I spin around and see what I can only assume is a forest ranger.

“I… uh…. It’s part of a religious practice… every Tuesday, I burn herbs in a circle and —”

“Nope! We don’t do that out here, little lady. We have rules against this sort of thing. Ugh, we need to get these embers out! Do you happen to know the first thing about fire safety? You know what, consider this your lucky day, because if I’m late getting home again, pretty sure my wife is gonna divorce me. But if I see you out here again doing this… this… witchcraft… I will arrest you! You hear me?”

“Yes, sir.”

I can promise you, I will never be coming back out into these woods.

Thank goodness Grams wants me to kiss a bunch of men instead of any woo-woo magic in the forest… but why?

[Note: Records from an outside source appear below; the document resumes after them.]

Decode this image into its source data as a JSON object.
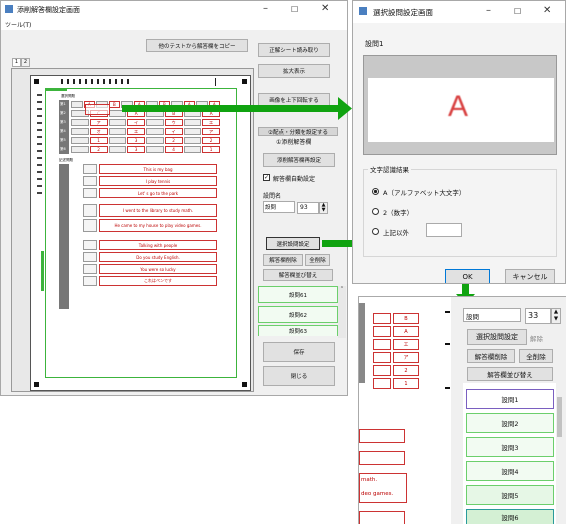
{
  "main_window": {
    "title": "添削解答欄設定画面",
    "menu": "ツール(T)",
    "tabs": [
      "1",
      "2"
    ],
    "btn_copy_from_other_test": "他のテストから解答欄をコピー",
    "btn_read_answer_sheet": "正解シート読み取り",
    "btn_zoom": "拡大表示",
    "btn_rotate": "画像を上下回転する",
    "btn_set_points": "②配点・分類を設定する",
    "section_title": "①添削解答欄",
    "btn_reset_answer": "添削解答欄再設定",
    "auto_set_label": "解答欄自動設定",
    "question_name_label": "設問名",
    "question_name_value": "設問",
    "question_number": "93",
    "btn_select_question": "選択設問設定",
    "btn_release": "解除",
    "btn_delete_answer": "解答欄削除",
    "btn_delete_all": "全削除",
    "btn_sort": "解答欄並び替え",
    "question_items": [
      "設問61",
      "設問62",
      "設問63"
    ],
    "btn_save": "保存",
    "btn_close": "閉じる"
  },
  "paper": {
    "header_label": "選択問題",
    "rows": [
      {
        "no": "第1",
        "cells": [
          "A",
          "B",
          "A",
          "B",
          "A",
          "A"
        ]
      },
      {
        "no": "第2",
        "cells": [
          "C",
          "A",
          "B",
          "A"
        ]
      },
      {
        "no": "第3",
        "cells": [
          "ア",
          "イ",
          "ウ",
          "エ"
        ]
      },
      {
        "no": "第4",
        "cells": [
          "オ",
          "エ",
          "イ",
          "ア"
        ]
      },
      {
        "no": "第5",
        "cells": [
          "1",
          "3",
          "2",
          "2"
        ]
      },
      {
        "no": "第6",
        "cells": [
          "2",
          "3",
          "4",
          "1"
        ]
      }
    ],
    "english_header": "記述問題",
    "english_lines": [
      "This is my bag",
      "I play tennis",
      "Let' s go to the park",
      "I went to the library to study math.",
      "He came to my house to play video games.",
      "Talking with people",
      "Do you study English.",
      "You were so lucky",
      "これはペンです"
    ]
  },
  "dialog": {
    "title": "選択設問設定画面",
    "question_label": "設問1",
    "preview_letter": "A",
    "group_title": "文字認識結果",
    "options": [
      "A（アルファベット大文字）",
      "2（数字）",
      "上記以外"
    ],
    "other_value": "",
    "btn_ok": "OK",
    "btn_cancel": "キャンセル"
  },
  "zoom_panel": {
    "question_name_value": "設問",
    "question_number": "33",
    "btn_select_question": "選択設問設定",
    "btn_release": "解除",
    "btn_delete_answer": "解答欄削除",
    "btn_delete_all": "全削除",
    "btn_sort": "解答欄並び替え",
    "question_items": [
      "設問1",
      "設問2",
      "設問3",
      "設問4",
      "設問5",
      "設問6"
    ],
    "cells": [
      "B",
      "A",
      "エ",
      "ア",
      "2",
      "1"
    ],
    "english_fragments": [
      "math.",
      "deo games."
    ]
  },
  "colors": {
    "accent_green": "#10a310",
    "answer_red": "#cc2222",
    "selected_purple": "#7a5fc0"
  }
}
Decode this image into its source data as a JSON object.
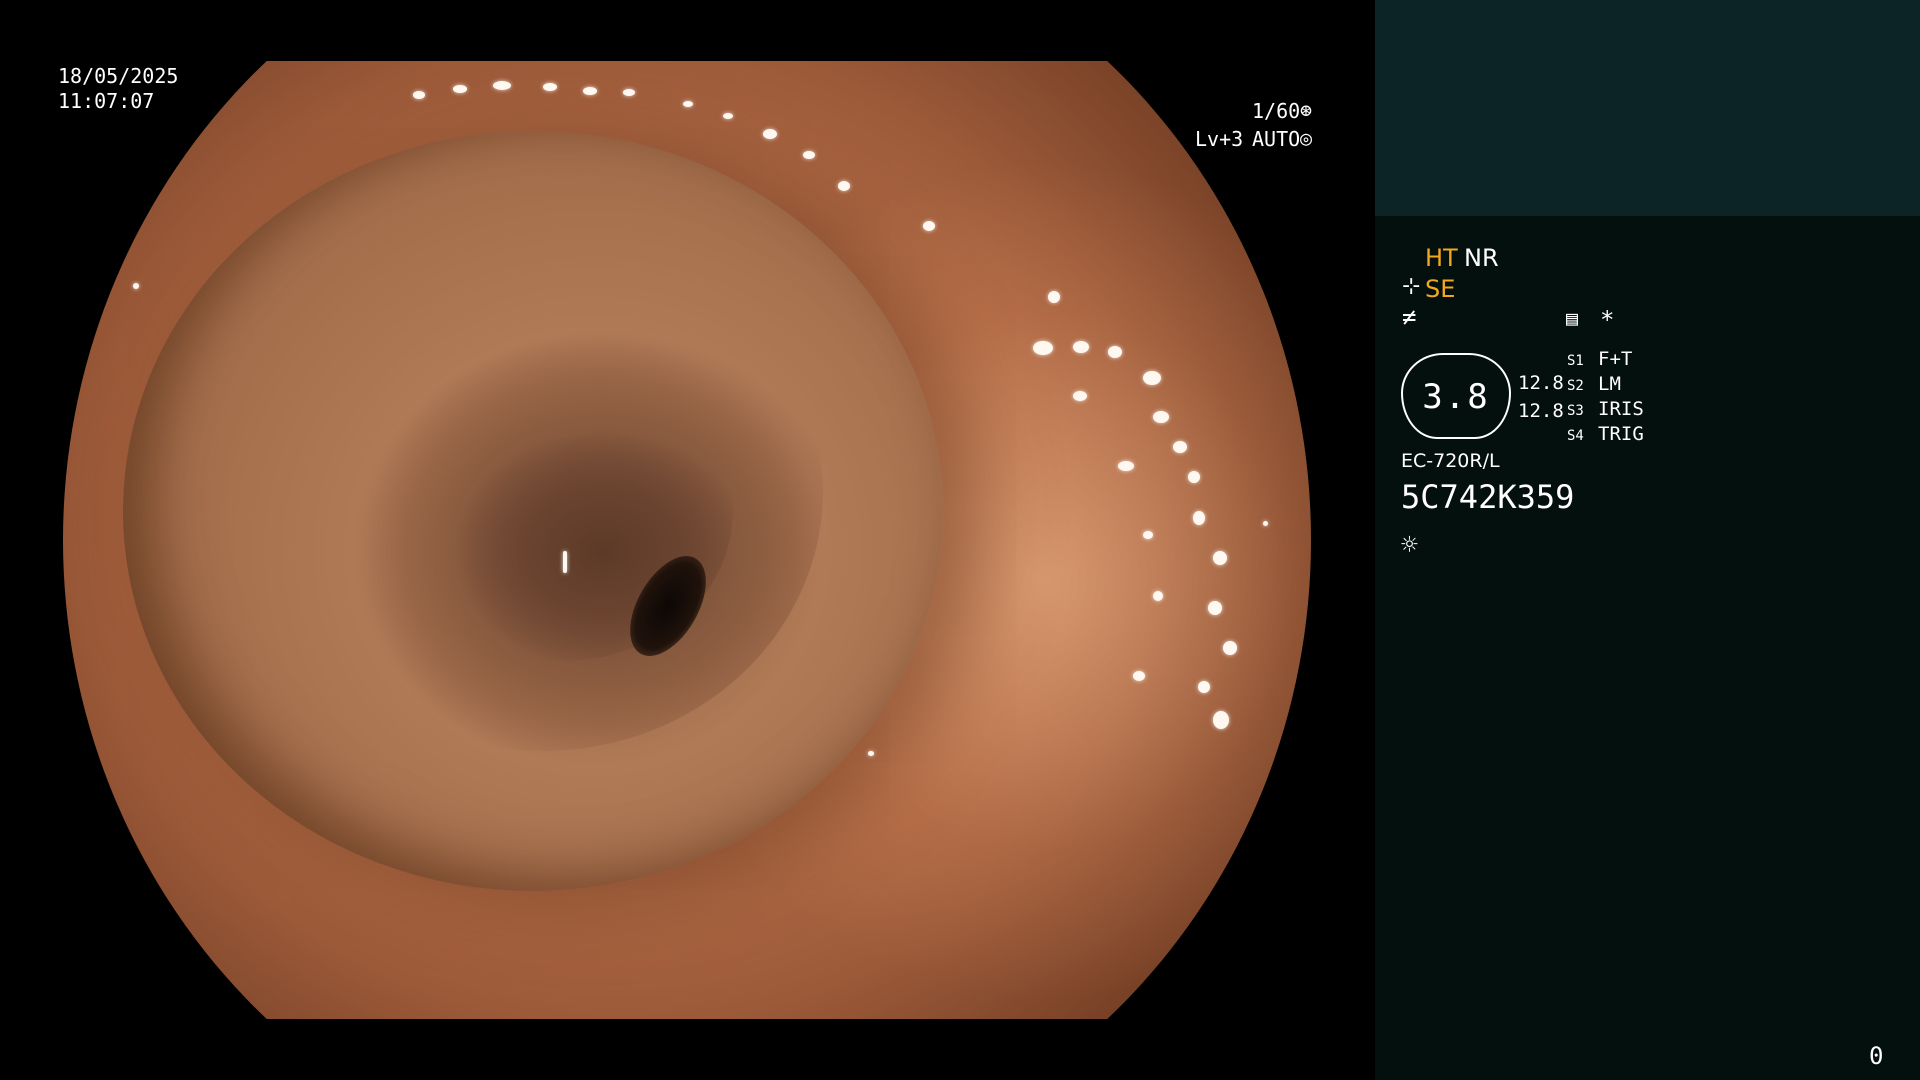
{
  "osd": {
    "date": "18/05/2025",
    "time": "11:07:07",
    "shutter": "1/60",
    "shutter_icon": "shutter-icon",
    "level": "Lv+3",
    "iris": "AUTO",
    "iris_icon": "iris-icon"
  },
  "panel": {
    "modes": {
      "ht": "HT",
      "nr": "NR",
      "se": "SE"
    },
    "icons": [
      "hand-icon",
      "enhance-icon",
      "memo-icon",
      "asterisk-icon",
      "light-icon"
    ],
    "dial_value": "3.8",
    "readout_1": "12.8",
    "readout_2": "12.8",
    "switches": [
      {
        "key": "S1",
        "value": "F+T"
      },
      {
        "key": "S2",
        "value": "LM"
      },
      {
        "key": "S3",
        "value": "IRIS"
      },
      {
        "key": "S4",
        "value": "TRIG"
      }
    ],
    "scope_model": "EC-720R/L",
    "scope_serial": "5C742K359",
    "counter": "0"
  },
  "colors": {
    "accent": "#f2a81e",
    "panel_bg": "#04100e",
    "panel_header": "#0c2426"
  }
}
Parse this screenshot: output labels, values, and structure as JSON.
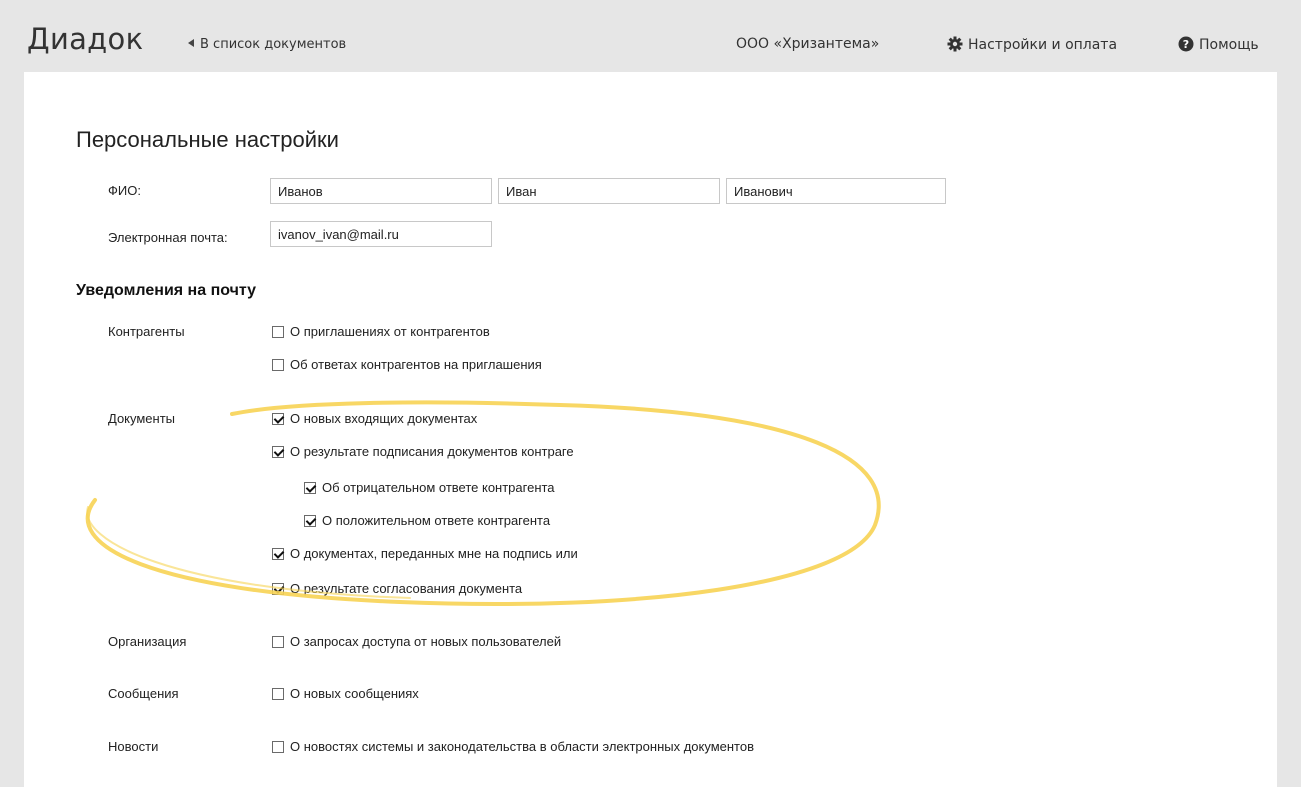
{
  "header": {
    "logo": "Диадок",
    "back_link": "В список документов",
    "organization": "ООО «Хризантема»",
    "settings_link": "Настройки и оплата",
    "help_link": "Помощь"
  },
  "page": {
    "title": "Персональные настройки"
  },
  "profile": {
    "fio_label": "ФИО:",
    "last_name": "Иванов",
    "first_name": "Иван",
    "middle_name": "Иванович",
    "email_label": "Электронная почта:",
    "email": "ivanov_ivan@mail.ru"
  },
  "notifications": {
    "title": "Уведомления на почту",
    "groups": [
      {
        "label": "Контрагенты",
        "items": [
          {
            "text": "О приглашениях от контрагентов",
            "checked": false
          },
          {
            "text": "Об ответах контрагентов на приглашения",
            "checked": false
          }
        ]
      },
      {
        "label": "Документы",
        "items": [
          {
            "text": "О новых входящих документах",
            "checked": true
          },
          {
            "text": "О результате подписания документов контраге",
            "checked": true
          },
          {
            "text": "Об отрицательном ответе контрагента",
            "checked": true
          },
          {
            "text": "О положительном ответе контрагента",
            "checked": true
          },
          {
            "text": "О документах, переданных мне на подпись или",
            "checked": true
          },
          {
            "text": "О результате согласования документа",
            "checked": true
          }
        ]
      },
      {
        "label": "Организация",
        "items": [
          {
            "text": "О запросах доступа от новых пользователей",
            "checked": false
          }
        ]
      },
      {
        "label": "Сообщения",
        "items": [
          {
            "text": "О новых сообщениях",
            "checked": false
          }
        ]
      },
      {
        "label": "Новости",
        "items": [
          {
            "text": "О новостях системы и законодательства в области электронных документов",
            "checked": false
          }
        ]
      }
    ]
  },
  "colors": {
    "highlight": "#f7d354",
    "background": "#e6e6e6",
    "panel": "#ffffff"
  }
}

Why would that break the curse?

My phone rings.

It’s Charlie.

“Hey, where did you go?”

“Oh, just a stroll through the park.”

“I told you to get out of here!” the forest ranger shouts.

“What was that?”

“Oh, nothing… just that guy who chases the squirrels, you know?”

“No, I do not know. What park are you at? Look, my co-worker, Wallace, wanted to know if you wanted to come with us to a party. It’s not until later tonight, but I went to ask you, and you were gone.”

“Sure!” I agree eagerly.

After all, I can’t find true love — three times — from the comfort of my bed.